Quando si pensa a Midjourney, viene in mente il suo programma capace di generare immagini partendo da semplici descrizioni testuali. Eppure adesso l’azienda ha scelto di puntare su qualcosa di completamente diverso, una macchina medica in grado di scansionare l’intero corpo in appena 60 secondi. Il salto è talmente ampio che la prima reazione è stata controllare il calendario, giusto per assicurarsi che non fosse il primo aprile. E invece no, lo scanner Midjourney esiste davvero, e la società sta perfino costruendo delle spa dove sarà possibile sottoporsi alla scansione.
Nell’annuncio, Midjourney ha ammesso senza giri di parole che il progetto non ha nulla a che vedere con quanto visto finora. Però è arrivata a un punto in cui si pone domande del tipo “come vogliamo essere diversi” e “cosa vogliamo diventare”. La risposta, a quanto pare, è il lancio di Midjourney Medical, con lo scanner come primo prodotto hardware. “Abbiamo sognato qualcosa di potente come una risonanza magnetica e rilassato come una giornata alla spa, e oggi sveliamo la strada per arrivarci”, si legge nel post sul blog dell’azienda.
Come funziona la macchina e cosa promette
Il meccanismo è singolare. Dopo essere salito su una piattaforma, lo scanner immerge il corpo nell’acqua a una velocità di circa cinque centimetri al secondo. Il corpo attraversa un anello formato da mezzo milione di quadratini grandi quanto un granello di sabbia, ciascuno capace di emettere onde ultrasoniche e di registrare i riflessi che rimbalzano indietro. L’azienda paragona questi elementi ai delfini che usano l’ecolocalizzazione, quindi sottoporsi a una scansione è un po’ come essere circondati da mezzo milione di piccoli delfini da ogni lato. Il risultato, secondo Midjourney, è una mappa tridimensionale del corpo precisa fino a una frazione di millimetro, molto simile alle attuali risonanze ma a una velocità quasi cento volte superiore. L’obiettivo è completare tutto in meno di 60 secondi, una minima parte rispetto ai 60 o 90 minuti che richiede di norma una risonanza magnetica total body.
La macchina viene sviluppata insieme a Butterfly Network, produttore di dispositivi a ultrasuoni portatili. Midjourney ha firmato un accordo di licenza con Butterfly Network nel novembre del 2025, ottenendo i diritti esclusivi sulla sua tecnologia ultrasound on chip.

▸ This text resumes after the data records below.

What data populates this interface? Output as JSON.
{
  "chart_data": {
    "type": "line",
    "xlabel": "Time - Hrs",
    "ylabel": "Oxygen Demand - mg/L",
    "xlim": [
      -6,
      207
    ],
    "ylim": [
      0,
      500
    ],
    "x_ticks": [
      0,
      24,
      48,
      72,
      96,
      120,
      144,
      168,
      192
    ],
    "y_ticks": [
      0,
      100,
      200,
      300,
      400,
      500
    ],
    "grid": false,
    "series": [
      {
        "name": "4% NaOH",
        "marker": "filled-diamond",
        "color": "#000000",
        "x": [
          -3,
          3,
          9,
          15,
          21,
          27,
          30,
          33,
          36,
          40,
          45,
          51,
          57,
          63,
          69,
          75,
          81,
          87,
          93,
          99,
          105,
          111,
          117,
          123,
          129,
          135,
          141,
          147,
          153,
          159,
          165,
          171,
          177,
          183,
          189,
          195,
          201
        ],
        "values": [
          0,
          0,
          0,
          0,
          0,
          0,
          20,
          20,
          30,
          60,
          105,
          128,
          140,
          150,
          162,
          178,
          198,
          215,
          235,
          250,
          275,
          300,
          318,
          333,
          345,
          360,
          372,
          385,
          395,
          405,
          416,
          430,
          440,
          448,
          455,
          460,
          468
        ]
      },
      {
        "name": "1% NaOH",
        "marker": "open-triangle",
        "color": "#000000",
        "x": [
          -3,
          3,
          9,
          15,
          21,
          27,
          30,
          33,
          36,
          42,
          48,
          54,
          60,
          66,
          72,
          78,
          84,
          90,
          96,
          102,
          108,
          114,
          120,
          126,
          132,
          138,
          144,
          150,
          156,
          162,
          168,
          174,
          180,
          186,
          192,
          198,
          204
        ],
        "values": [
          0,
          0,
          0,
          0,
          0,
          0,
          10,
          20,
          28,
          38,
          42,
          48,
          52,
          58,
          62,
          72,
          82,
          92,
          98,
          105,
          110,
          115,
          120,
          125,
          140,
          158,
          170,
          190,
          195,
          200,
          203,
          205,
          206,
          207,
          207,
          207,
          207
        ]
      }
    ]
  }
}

A guidare il progetto è Ahmad Abbas, responsabile dell’hardware consumer in Midjourney, arrivato in azienda alla fine del 2023 dopo aver lavorato sul Vision Pro in Apple.
I tempi di sviluppo e gli obiettivi futuri
Nei prossimi dodici mesi Midjourney lavorerà sugli algoritmi e sullo scanner, con prove di ricerca e una seconda generazione di hardware in arrivo. La prima spa con gli scanner dovrebbe aprire a San Francisco l’anno prossimo. Il passo successivo sarà ottenere l’approvazione delle capacità diagnostiche da parte della FDA. Nel 2028 la società punta a espandersi in altre città e a lanciare una terza generazione di macchina basata su silicio personalizzato, per una qualità d’immagine molto più alta. Sarà quel momento, ammette l’azienda, in cui le cose si faranno “serie”, probabilmente in riferimento a quanto lo scanner potrà competere con le risonanze tradizionali.
L’ambizione finale è arrivare a 50.000 scanner disponibili nel mondo entro il 2031. “Pensiamo sia del tutto possibile che, con abbastanza diagnostica precoce in futuro, il mondo potrebbe evitare il 30 per cento di tutti i decessi e il 50 per cento dei costi sanitari”, ha dichiarato l’azienda.